BATH — Jamie Dorr was alarmed by the number of young people taking their own lives in the Mid-Coast area.

So she formed a group that would help troubled youth and the adults around them gain the resources and knowledge to prevent such tragedies from occurring.

Dorr, who is president of the Friends of the Bath Youth Meetinghouse & Skatepark, created the organization a year ago.

Its vision, as stated at “To be a suicide-free community comprised of invested, empathetic, and responsive members of all ages, demographics & backgrounds; a community that educates and brings awareness to mental health to reduce stigma and increase help-seeking; a community that works hand in hand to provide a safety net to those who are hurting, so they can find hope and healing.”

The alliance seeks to further that objective through a youth mental health training program, geared toward parents of teens and adults who work with teens. The class, to be held Monday, July 17, teaches people how to help teens experiencing mental health or addiction challenges, or are in the midst of a crisis.

The program takes place at the Bath Parks and Recreation Department, 4 Sheridan St., from 8:15 a.m.-5 p.m. Admission is free, although $5 is collected to pay for lunch. Registration is to be done in advance, at

Those with questions – or who cannot attend the July 17 session and want information on other class dates – can reach Dorr at [email protected] or 443-6856, or Elizabeth Munsey of Mid Coast Hospital at [email protected] or 373-6927.

This sort of program has been held before in the Mid-Coast.

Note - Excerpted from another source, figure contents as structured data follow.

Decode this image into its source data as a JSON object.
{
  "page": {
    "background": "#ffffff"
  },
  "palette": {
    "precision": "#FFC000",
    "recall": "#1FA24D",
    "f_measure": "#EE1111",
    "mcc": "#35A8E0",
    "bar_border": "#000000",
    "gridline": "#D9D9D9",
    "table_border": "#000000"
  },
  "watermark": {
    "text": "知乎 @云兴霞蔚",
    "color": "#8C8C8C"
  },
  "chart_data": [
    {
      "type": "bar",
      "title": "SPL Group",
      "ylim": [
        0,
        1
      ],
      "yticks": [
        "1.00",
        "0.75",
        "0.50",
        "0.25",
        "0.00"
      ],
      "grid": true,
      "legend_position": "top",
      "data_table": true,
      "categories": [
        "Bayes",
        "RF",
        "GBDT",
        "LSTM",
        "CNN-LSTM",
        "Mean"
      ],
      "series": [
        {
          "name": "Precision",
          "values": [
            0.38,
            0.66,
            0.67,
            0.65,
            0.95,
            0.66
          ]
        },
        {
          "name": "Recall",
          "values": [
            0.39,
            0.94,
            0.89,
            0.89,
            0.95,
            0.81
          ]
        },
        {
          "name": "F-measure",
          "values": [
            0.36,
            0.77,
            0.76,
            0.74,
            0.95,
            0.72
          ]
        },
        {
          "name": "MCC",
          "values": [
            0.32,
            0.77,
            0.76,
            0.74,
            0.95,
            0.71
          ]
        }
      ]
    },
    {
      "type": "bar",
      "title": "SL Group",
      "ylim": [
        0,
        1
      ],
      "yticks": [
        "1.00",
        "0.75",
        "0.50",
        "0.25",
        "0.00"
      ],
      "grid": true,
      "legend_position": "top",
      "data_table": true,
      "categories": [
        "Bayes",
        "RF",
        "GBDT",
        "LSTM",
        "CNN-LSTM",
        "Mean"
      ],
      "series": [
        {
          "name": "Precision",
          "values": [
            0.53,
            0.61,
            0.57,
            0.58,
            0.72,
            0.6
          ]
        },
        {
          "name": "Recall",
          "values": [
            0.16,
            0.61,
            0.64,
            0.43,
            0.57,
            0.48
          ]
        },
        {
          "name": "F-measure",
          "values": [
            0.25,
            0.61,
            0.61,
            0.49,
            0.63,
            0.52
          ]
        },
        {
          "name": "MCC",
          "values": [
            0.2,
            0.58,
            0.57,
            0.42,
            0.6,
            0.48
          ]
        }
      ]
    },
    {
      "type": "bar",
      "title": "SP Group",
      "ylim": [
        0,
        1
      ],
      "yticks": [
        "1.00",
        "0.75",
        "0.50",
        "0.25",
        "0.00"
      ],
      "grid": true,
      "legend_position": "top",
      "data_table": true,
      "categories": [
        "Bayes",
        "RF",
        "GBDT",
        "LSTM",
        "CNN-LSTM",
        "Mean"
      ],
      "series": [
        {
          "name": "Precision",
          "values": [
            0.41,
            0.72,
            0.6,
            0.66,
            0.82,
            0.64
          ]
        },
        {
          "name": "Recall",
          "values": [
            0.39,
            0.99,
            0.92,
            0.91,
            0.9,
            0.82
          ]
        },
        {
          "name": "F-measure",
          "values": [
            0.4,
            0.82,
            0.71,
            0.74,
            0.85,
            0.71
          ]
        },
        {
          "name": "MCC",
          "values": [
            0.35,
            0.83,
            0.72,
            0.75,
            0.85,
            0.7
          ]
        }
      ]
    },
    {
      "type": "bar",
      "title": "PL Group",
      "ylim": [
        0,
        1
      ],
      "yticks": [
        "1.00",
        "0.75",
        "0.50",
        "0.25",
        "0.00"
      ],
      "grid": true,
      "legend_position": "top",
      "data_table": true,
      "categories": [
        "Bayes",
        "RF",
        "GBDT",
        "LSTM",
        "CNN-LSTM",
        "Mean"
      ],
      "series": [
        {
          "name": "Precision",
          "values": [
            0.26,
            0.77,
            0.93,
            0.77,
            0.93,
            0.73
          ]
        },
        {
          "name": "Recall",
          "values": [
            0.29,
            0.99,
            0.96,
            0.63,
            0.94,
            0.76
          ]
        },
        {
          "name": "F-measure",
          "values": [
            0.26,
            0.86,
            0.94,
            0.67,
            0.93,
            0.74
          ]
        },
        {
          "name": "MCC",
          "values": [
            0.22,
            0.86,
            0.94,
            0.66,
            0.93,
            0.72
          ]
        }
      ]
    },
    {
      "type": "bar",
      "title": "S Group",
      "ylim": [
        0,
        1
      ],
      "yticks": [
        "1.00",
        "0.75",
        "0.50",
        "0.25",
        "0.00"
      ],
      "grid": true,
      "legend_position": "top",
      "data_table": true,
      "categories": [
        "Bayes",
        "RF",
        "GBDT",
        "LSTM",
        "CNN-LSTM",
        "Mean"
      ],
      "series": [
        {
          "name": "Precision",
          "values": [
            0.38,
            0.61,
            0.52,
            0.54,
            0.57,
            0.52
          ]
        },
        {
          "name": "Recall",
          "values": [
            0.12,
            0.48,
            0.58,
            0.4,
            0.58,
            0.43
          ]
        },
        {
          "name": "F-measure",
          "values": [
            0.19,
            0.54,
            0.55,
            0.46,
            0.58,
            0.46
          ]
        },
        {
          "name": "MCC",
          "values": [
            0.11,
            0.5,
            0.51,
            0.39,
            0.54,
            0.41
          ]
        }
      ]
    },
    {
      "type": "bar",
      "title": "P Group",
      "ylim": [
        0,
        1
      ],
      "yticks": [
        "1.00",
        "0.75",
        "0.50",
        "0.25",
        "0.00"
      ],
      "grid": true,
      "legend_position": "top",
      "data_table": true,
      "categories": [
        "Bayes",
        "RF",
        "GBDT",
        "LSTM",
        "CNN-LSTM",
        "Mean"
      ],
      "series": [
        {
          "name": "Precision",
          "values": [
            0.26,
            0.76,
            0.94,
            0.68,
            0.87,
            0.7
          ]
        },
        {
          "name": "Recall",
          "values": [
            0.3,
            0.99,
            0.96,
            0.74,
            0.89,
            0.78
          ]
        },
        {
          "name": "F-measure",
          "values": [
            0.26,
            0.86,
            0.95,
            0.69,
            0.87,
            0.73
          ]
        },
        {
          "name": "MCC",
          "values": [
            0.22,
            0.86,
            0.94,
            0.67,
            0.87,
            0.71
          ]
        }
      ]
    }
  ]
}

Learning of it about a year ago, Dorr participated in a class at City Hall. Other classes have been held in schools in order to engage faculty.

The alliance’s approximately 30 member organizations include the Skatepark, Bath Parks and Recreation and the Bath Area Family YMCA, Regional School Unit 1 and School Administrative District 75, Sweetser, Mid Coast Hospital and Access Health, the Bath Police Department and the Sagadahoc Sheriff’s Department, and Patten Free Library.

“There’s a lot of partnering going together, trying to get people educated to be able to recognize the warning signs,” Dorr said in an interview July 5. “People like me, who don’t have the mental health background, but we do have a lot of connection with teens who may be experiencing a crisis at some point.”

That’s something Dorr has seen in her time with the Skatepark.

“Bath has lost young people to suicide, and really that is where I came from,” she explained. “Losing someone to suicide can be a very helpless sort of feeling, and I thought, ‘Gosh, why do we keep going through this as a community?'”

According to a tally of the past five years taken in February, there were nine suicides in Bath, of which one was a juvenile; five in Topsham, all adults; one adult in Richmond; and three adults and one juvenile in the rest of Sagadahoc County, Dorr said, noting that in many cases, the adults were only 18 or 19.

“A lot of the teens that we’ve lost had a connection with the Bath Youth Meetinghouse & Skatepark, and so I felt responsible for doing all that we could, making sure we’re doing all that we can, to address it and get in front of us,” she added. “So that’s where it began; it was really heartbreak.”

That prompted Dorr to reach out to area organizations to ask, “What are we missing?”

And now, each month she has new people sitting around the table offering their help. One idea born out of the group was to better educate the public to see warning signs in youths.

To “get people trained, as many people as possible, to know what to do,” Dorr said. “Because I think a lot of times surrounding suicide, people are afraid to talk about it.”

But the subject can be discussed in a safe way, she explained, noting “that’s what the youth mental health (program) is trying to do, is make sure people know what to look for, and then know how to respond in a healthy way to get people help.”

Melissa Fochesato, director of Community Health Promotion with Mid Coast Hospital, noted July 5 that the 2015 Maine Integrated Youth Health Survey showed that just 20.6 percent of Sagadahoc County youths who show signs of depression reported getting help from an adult.

“Our goal is to increase the number of adults who recognize when a youth may be feeling sad, helpless or anxious and feel comfortable connecting them to the help they may need,” Fochesato added.